Relevant GitHub Links

https://github.com/Cyfrin/2024-07-zaros/blob/d687fe96bb7ace8652778797052a38763fbcbb1b/src/perpetuals/branches/OrderBranch.sol#L336-L340

https://github.com/Cyfrin/2024-07-zaros/blob/d687fe96bb7ace8652778797052a38763fbcbb1b/src/perpetuals/branches/SettlementBranch.sol#L427-L430

Summary

When users open a position or increase an existing position, the system uses requiredInitialMarginUsdX18 as the margin ratio. For position reduction or closing, it uses requiredMaintenanceMarginUsdX18. However, Zaros overlooks the possibility of opening a large position in the opposite direction while reducing a position, leading to situations where requiredMaintenanceMarginUsdX18 is used for calculations when requiredInitialMarginUsdX18 should be applied.

Vulnerability Details

The program only considers the direction of position change when calculating requiredMarginUsdX18. When the position change is sufficiently large, it effectively equates to opening a new position. Logically, requiredInitialMarginUsdX18 should be used in such cases, but the program fails to account for this scenario.

Impact

This vulnerability allows users to exploit the system by:

1. Opening a minimal position in the opposite direction of their intended trade.

2. Subsequently opening a large position in their desired direction.

This method enables users to bypass the requiredInitialMarginUsdX18 restriction, effectively increasing their maximum leverage ratio. The consequences of this exploit are significant:

1. Increased Systemic Risk: Higher leverage ratios amplify the potential for cascading liquidations in volatile market conditions.

2. Unfair Advantage: Knowledgeable users can access higher leverage than intended, creating an uneven playing field.

3. Undermined Risk Management: The protocol's risk management mechanisms are compromised, potentially leading to insolvency in extreme cases.

Tools Used

Manual Review.

Recommendations

Implement a check to ensure that when closing or reducing a position, the absolute value of the traded position does not exceed the absolute value of the original position.This can be achieved by:

1. Comparing the new position size to the old position size.
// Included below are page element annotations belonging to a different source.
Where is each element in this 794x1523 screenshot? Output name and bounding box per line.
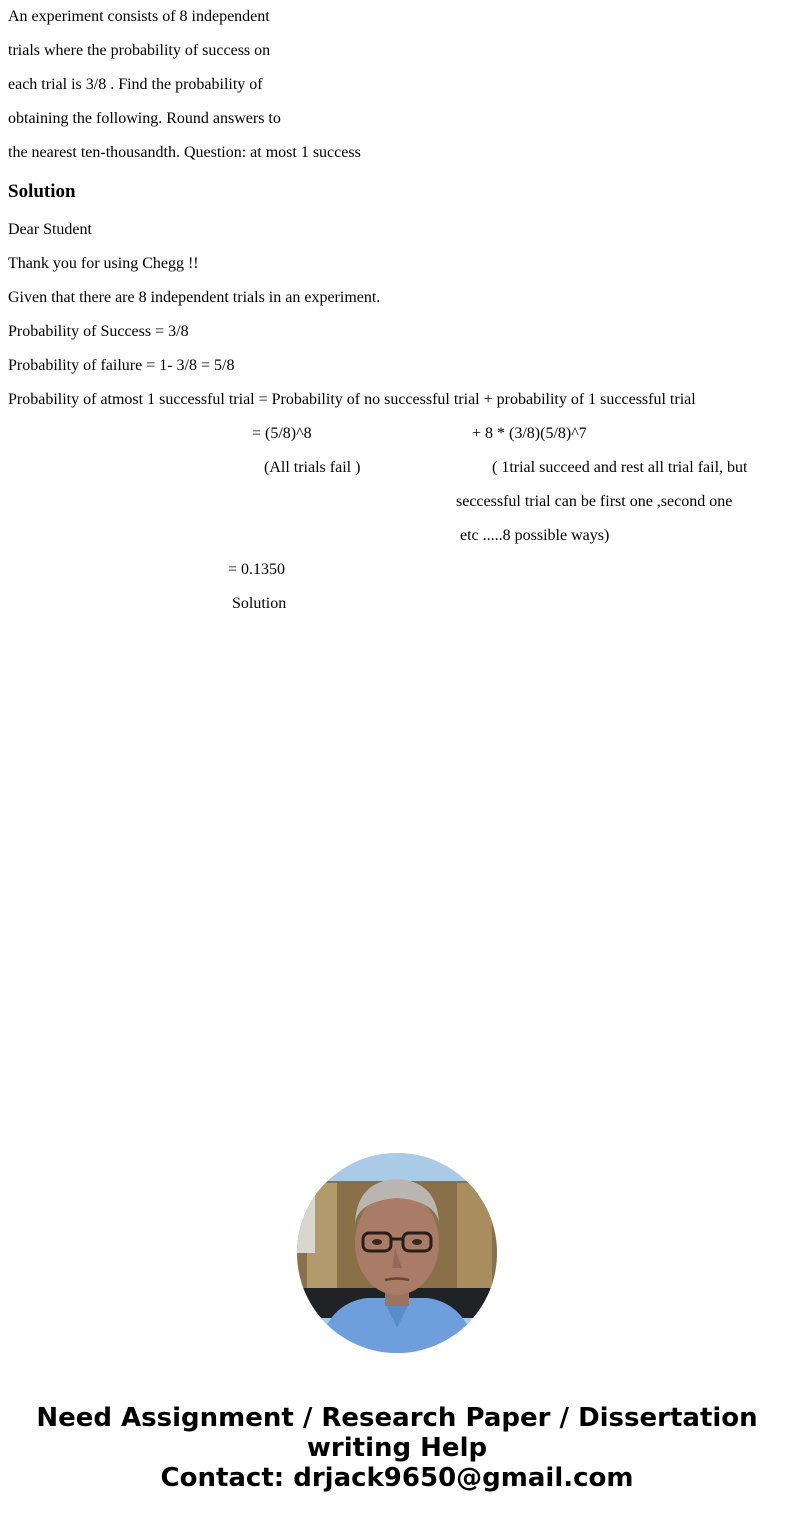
- footer-line: Need Assignment / Research Paper / Disse…: [0, 1403, 794, 1433]
- question-line: each trial is 3/8 . Find the probability…: [8, 76, 263, 94]
- person-photo-icon: [297, 1153, 497, 1353]
- result-value: = 0.1350: [228, 561, 285, 579]
- footer-line: writing Help: [0, 1433, 794, 1463]
- term-one-success: + 8 * (3/8)(5/8)^7: [472, 425, 587, 443]
- avatar: [297, 1153, 497, 1353]
- solution-heading: Solution: [8, 181, 76, 203]
- success-probability: Probability of Success = 3/8: [8, 323, 189, 341]
- failure-probability: Probability of failure = 1- 3/8 = 5/8: [8, 357, 234, 375]
- question-line: the nearest ten-thousandth. Question: at…: [8, 144, 361, 162]
- question-line: An experiment consists of 8 independent: [8, 8, 270, 26]
- contact-email: Contact: drjack9650@gmail.com: [0, 1463, 794, 1493]
- note-one-success-line: ( 1trial succeed and rest all trial fail…: [492, 459, 747, 477]
- note-one-success-line: etc .....8 possible ways): [460, 527, 609, 545]
- formula-text: Probability of atmost 1 successful trial…: [8, 391, 696, 409]
- note-all-fail: (All trials fail ): [264, 459, 360, 477]
- given-text: Given that there are 8 independent trial…: [8, 289, 380, 307]
- closing-label: Solution: [232, 595, 286, 613]
- contact-footer: Need Assignment / Research Paper / Disse…: [0, 1403, 794, 1493]
- note-one-success-line: seccessful trial can be first one ,secon…: [456, 493, 732, 511]
- term-no-success: = (5/8)^8: [252, 425, 312, 443]
- greeting: Dear Student: [8, 221, 92, 239]
- question-line: obtaining the following. Round answers t…: [8, 110, 281, 128]
- thanks-text: Thank you for using Chegg !!: [8, 255, 199, 273]
- question-line: trials where the probability of success …: [8, 42, 270, 60]
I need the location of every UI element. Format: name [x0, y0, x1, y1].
2. If the absolute value of the new position exceeds the old one, treat it as opening a new position and use requiredInitialMarginUsdX18 in the opposite.

3. Only use requiredMaintenanceMarginUsdX18 when the absolute value of the new position is less than or equal to the old position.

This approach will prevent users from exploiting the system to gain excessive leverage and maintain the intended risk management parameters of the protocol.